Ahora bien, el halo de misterio y las dificultades para analizar el mundo financiero se originan en la peculiaridad de los ingresos de ese sector. A diferencia de las ganancias de la industria, los ingresos de los bancos, de las casas de cambio y de los operadores de la Bolsa solo remiten a operaciones dinerarias: el dinero engendra dinero, de la misma manera que “el peral produce peras”, bromeaba Marx. Este divorcio entre, por un lado, las actividades financieras y, por el otro, el proceso de producción explica por qué Marx consideró al capital financiero como la forma más fetiche del capital. He aquí el origen del antagonismo entre el sector financiero y el resto de la economía: los ingresos financieros no son más que una parte del excedente anual producido por los trabajadores de una nación. En ese sentido, la bulimia financiera de las últimas décadas no solo estipuló un nuevo reparto del excedente global entre sectores financieros y no financieros. Obró como acicate del aumento de las tasas de explotación de los trabajadores: desde los años 80 la relación entre salarios e ingresos del capital en los PIB de las principales economías del mundo ha evolucionado sistemáticamente a favor de los segundos. Ello se refleja en el abismo creciente entre las remuneraciones de un trabajador y de un patrón. En la década de 1960, un gran patrón estadounidense cobraba cerca de 40 veces el salario de un obrero calificado; hoy en día, esa relación es de 360 a 1.2 Pero la relación finanzas-explotación del trabajo no solo es indirecta. El caso más emblemático es la inversión bursátil de la parte del valor de la fuerza de trabajo que implica inmovilizaciones de largo plazo (educación, salud y jubilación) por operadores financieros especializados. Finalmente, con la generalización del crédito al consumo, las instituciones financieras disponen de una poderosa palanca para hipotecar una parte de los salarios venideros. Tanto objetiva como subjetivamente, crédito al consumo y fondos de pensión constituyen sólidas cadenas de oro que atan los trabajadores al capital financiero.

Ahora bien, la máxima expresión del fetichismo del capital financiero es la especulación bursátil; juego cuya regla básica consiste en adivinar antes que los demás las estimaciones colectivas de las ganancias futuras de las empresas cotizadas. Pero es imposible que todos conviertan al mismo tiempo ganancias futuras en riquezas presentes. En ese sentido, las capitalizaciones bursátiles son capitales ficticios cuyo valor fluctúa independientemente del valor de las riquezas efectivamente creadas por las empresas. En el 2006, el valor de las capitalizaciones bursátiles en el mundo representaba el 400% de la producción mundial.

Numerosos estudios institucionalistas, keynesianos y neo marxistas, mostraron cómo la desregulación financiera de las últimas décadas abrió la puerta al parasitismo financiero, o sea a la especulación desenfrenada, a la orgía de fechorías bancarias (shadow banking system), a cobros descarados de comisiones, a la proliferación de paracaídas dorados así como de la corrupción de directivos de empresas coludidos con grandes operadores bursátiles.
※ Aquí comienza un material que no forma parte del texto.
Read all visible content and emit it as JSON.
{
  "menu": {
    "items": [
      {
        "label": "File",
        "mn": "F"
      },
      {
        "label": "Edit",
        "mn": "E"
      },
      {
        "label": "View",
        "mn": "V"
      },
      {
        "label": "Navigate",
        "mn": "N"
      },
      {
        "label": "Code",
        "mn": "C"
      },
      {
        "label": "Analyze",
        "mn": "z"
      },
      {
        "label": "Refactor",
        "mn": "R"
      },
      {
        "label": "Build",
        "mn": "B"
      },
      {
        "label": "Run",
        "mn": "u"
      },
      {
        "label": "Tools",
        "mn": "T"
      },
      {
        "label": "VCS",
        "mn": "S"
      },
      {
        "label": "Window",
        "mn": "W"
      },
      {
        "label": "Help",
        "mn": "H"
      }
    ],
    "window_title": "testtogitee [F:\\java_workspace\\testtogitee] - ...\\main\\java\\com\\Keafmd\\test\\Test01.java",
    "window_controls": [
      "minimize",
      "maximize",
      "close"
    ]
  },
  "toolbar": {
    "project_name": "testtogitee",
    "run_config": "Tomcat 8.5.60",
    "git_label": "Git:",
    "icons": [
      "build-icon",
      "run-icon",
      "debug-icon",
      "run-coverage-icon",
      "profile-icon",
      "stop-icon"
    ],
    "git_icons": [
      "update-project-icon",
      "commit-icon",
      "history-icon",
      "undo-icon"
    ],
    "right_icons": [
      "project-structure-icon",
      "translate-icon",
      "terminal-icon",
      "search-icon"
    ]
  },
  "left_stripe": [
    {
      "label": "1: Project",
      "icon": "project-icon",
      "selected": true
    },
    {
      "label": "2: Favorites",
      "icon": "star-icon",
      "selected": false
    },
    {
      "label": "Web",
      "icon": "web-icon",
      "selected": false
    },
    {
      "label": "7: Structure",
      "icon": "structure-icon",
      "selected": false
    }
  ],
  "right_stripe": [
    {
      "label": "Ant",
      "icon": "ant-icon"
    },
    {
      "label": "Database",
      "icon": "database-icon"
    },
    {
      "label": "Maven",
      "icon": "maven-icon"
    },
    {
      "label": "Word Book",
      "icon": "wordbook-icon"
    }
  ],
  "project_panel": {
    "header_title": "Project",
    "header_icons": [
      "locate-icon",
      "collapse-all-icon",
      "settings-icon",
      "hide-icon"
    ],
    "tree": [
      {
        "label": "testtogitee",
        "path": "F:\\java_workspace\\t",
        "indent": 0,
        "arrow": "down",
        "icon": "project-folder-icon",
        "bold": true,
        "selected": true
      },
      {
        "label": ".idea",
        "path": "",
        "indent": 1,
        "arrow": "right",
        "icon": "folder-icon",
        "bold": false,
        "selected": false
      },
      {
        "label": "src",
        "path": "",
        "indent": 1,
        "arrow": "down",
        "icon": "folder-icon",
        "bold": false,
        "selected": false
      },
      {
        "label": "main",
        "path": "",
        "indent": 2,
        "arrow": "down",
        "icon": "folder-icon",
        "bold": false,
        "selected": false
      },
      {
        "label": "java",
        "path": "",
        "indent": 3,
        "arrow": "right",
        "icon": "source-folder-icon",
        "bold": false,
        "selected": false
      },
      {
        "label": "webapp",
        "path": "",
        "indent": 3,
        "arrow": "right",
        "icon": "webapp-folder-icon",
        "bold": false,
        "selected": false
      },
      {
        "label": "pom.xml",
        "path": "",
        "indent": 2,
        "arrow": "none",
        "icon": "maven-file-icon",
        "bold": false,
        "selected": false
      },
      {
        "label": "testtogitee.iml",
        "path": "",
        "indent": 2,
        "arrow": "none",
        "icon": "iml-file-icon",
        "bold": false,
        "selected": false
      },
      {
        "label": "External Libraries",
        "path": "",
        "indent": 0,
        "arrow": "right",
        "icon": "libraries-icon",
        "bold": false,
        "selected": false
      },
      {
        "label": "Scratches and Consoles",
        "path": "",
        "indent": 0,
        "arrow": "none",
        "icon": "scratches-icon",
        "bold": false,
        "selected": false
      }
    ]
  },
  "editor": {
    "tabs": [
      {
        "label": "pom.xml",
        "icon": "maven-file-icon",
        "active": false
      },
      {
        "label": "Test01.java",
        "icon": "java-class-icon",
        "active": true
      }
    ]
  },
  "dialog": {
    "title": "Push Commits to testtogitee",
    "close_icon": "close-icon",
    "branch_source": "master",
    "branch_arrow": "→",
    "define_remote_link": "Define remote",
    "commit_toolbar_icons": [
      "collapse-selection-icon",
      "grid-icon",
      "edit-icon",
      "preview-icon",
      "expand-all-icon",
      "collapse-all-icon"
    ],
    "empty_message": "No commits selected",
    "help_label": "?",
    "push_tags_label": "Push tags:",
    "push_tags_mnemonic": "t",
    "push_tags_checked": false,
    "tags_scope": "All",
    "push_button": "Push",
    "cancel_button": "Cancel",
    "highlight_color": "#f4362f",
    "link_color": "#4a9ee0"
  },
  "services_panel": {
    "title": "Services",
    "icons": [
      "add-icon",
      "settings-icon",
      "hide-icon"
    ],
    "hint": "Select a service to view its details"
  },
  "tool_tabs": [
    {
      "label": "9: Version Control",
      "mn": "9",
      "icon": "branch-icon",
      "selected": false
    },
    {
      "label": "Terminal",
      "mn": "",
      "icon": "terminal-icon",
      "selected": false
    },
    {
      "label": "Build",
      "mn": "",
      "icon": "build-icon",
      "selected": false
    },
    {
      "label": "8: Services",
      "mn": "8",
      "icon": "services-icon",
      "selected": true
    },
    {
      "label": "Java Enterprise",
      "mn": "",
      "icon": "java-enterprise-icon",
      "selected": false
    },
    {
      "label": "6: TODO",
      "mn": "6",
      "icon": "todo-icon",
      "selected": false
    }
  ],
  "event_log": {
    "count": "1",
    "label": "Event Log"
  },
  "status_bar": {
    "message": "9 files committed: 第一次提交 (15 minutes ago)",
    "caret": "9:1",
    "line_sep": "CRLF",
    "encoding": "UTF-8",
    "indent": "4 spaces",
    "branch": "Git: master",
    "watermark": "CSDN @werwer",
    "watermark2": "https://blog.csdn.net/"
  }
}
Bajo ese respecto, la globalización, esa inmensa interdependencia del trabajo social a escala mundial, adquiere la forma de un proceso autónomo e indomable encarnado en un pugnado de plutócratas adeptos de la versión burguesa del culto de Mammón. Pero, más profundamente, la dominación financiera reposa en una tendencia objetiva: la conversión de los miembros activos de las burguesías en simples rentistas. Con la generalización de la empresa por acciones se generaliza la separación de la propiedad del capital de la organización de la producción (management). Los capitalistas se convierten paulatinamente en simples propietarios-absentistas que cobran regularmente sus dividendos e intereses. Los fenómenos parasitarios que prosperan a partir de esa situación rentista no expresan ninguna patología. Translucen el carácter irreductible y la violencia del antagonismo entre, por un lado, el grado alcanzado por la socialización de la producción de riquezas y, por el otro, la apropiación privada de las mismas.

Notas

1 Wealth-X and UBS: World Ultra Wealth report, 2013; Billionaires census, 2014.
2 Organización para la Cooperación y el Desarrollo Económicos (OCDE): Employment Outlook, 2012; AFL-CIO, CEO-to worker Pay Ratios around the world, 2012.